Speaker McClinton, a Democrat, reportedly told Davanzo that his jacket was a “costume” and therefore broke decorum standards for formal business attire on the floor. Another lawmaker, Representative Grimm Krupa, posted that the Speaker “found my jacket to go against House rules” and complained about officials on a “power trip,” reinforcing claims that leadership treats such outfits as costumes. Davanzo insists the jacket was a normal sport coat, not a literal flag or clownish outfit, and he says he wore it to honor America as the nation nears its 250th birthday.

What The Actual House Rules Say — And Do Not Say

The written rules of the Pennsylvania House of Representatives give the Speaker broad power to “preserve order and decorum” and to enforce rules about member conduct in the Hall of the House. However, those rules, as published in House Resolution 1 for the 2025–2026 session, do not list any specific dress code, do not define “costume,” and do not mention flag-themed clothing. That gap matters because leadership is treating a term that does not appear in the rulebook as grounds to remove an elected member from the floor.

Former Speaker Bryan Cutler has said that costumes are not allowed on the House floor but can be worn in offices, hallways, or press events, suggesting a long-standing norm even if it is not clearly written. Davanzo’s case shows how those unwritten norms can become tools for judgment calls that feel political, especially when the outfit carries a strong symbol like the American flag. When rules are vague, many citizens worry that enforcement becomes about who the person is, not what the rule actually says.

Double Standards, Pride Colors, And Veteran Support

Davanzo says he received emails from veterans who thanked him for wearing the flag-themed jacket and were upset that a patriotic display got him removed from the floor. He also reports supportive messages from colleagues in both parties, including the Democratic chair of the Appropriations Committee, suggesting that the decision did not have broad backing even inside the Capitol. That bipartisan reaction undercuts the idea that this was a simple, neutral enforcement of clear decorum standards.

In interviews, Davanzo points to what he sees as a sharp double standard. He says an email from Speaker McClinton encouraged Democrats to wear Pride colors during June, while his flag jacket was labeled a costume and barred from the floor. He also notes that lawmakers who pressured him over the jacket had worn face masks on the floor without facing removal. For many viewers on both the left and right, this fits a wider fear that those in charge pick “winners and losers,” blessing some symbols while punishing others.

Patriotism, Symbol Policing, And A Long History Of Dress Fights

This clash over an American flag jacket is not happening in a vacuum; it fits a long history of dress and symbol disputes in Pennsylvania and beyond. A famous example is the old “Garb Law,” which once banned public school teachers from wearing religious clothing and was upheld in court as a valid use of state power. That case showed how lawmakers can decide which identities and symbols are allowed in public roles, often in ways that feel unfair or targeted to the people affected.

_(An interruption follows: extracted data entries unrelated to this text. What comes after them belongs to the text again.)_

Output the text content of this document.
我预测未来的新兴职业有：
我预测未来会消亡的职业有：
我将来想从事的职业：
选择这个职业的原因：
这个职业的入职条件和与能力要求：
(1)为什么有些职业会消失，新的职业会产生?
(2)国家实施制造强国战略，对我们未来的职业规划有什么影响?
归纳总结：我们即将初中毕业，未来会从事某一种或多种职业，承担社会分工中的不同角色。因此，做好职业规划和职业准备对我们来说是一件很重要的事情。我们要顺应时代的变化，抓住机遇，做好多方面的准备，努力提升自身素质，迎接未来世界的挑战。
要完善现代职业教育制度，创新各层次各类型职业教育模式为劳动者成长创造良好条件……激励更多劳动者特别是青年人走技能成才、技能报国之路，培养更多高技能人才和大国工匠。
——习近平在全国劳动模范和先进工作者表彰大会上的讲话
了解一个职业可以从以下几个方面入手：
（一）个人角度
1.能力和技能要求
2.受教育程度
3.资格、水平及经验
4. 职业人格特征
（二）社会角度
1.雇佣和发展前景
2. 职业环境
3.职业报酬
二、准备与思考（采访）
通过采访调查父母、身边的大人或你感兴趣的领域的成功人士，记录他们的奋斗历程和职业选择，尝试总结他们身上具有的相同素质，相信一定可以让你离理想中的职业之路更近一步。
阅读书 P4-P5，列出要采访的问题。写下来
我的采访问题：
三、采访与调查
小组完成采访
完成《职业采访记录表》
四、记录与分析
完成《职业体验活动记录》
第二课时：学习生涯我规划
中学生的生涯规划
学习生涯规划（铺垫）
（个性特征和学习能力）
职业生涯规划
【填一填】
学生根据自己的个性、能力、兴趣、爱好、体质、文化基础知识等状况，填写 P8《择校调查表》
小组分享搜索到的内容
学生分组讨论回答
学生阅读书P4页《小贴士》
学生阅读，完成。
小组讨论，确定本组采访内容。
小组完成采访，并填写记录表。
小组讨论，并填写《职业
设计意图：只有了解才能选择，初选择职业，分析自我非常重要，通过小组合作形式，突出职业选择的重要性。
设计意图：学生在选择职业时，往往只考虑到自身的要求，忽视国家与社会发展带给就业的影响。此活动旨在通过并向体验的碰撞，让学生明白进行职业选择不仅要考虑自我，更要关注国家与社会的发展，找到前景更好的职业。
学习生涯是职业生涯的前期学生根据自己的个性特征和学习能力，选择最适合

Today, similar fights play out over everything from religious wear to protest shirts to rainbow pins, and now patriotic jackets. In the United States Senate, leaders recently scrapped a long-standing professional dress norm, proving that these rules are often political choices, not timeless truths. For many Americans who already believe the “deep state” and political elites care more about control than service, seeing a lawmaker escorted out for a flag-themed coat looks less like decorum and more like symbolic policing inside a system they no longer trust.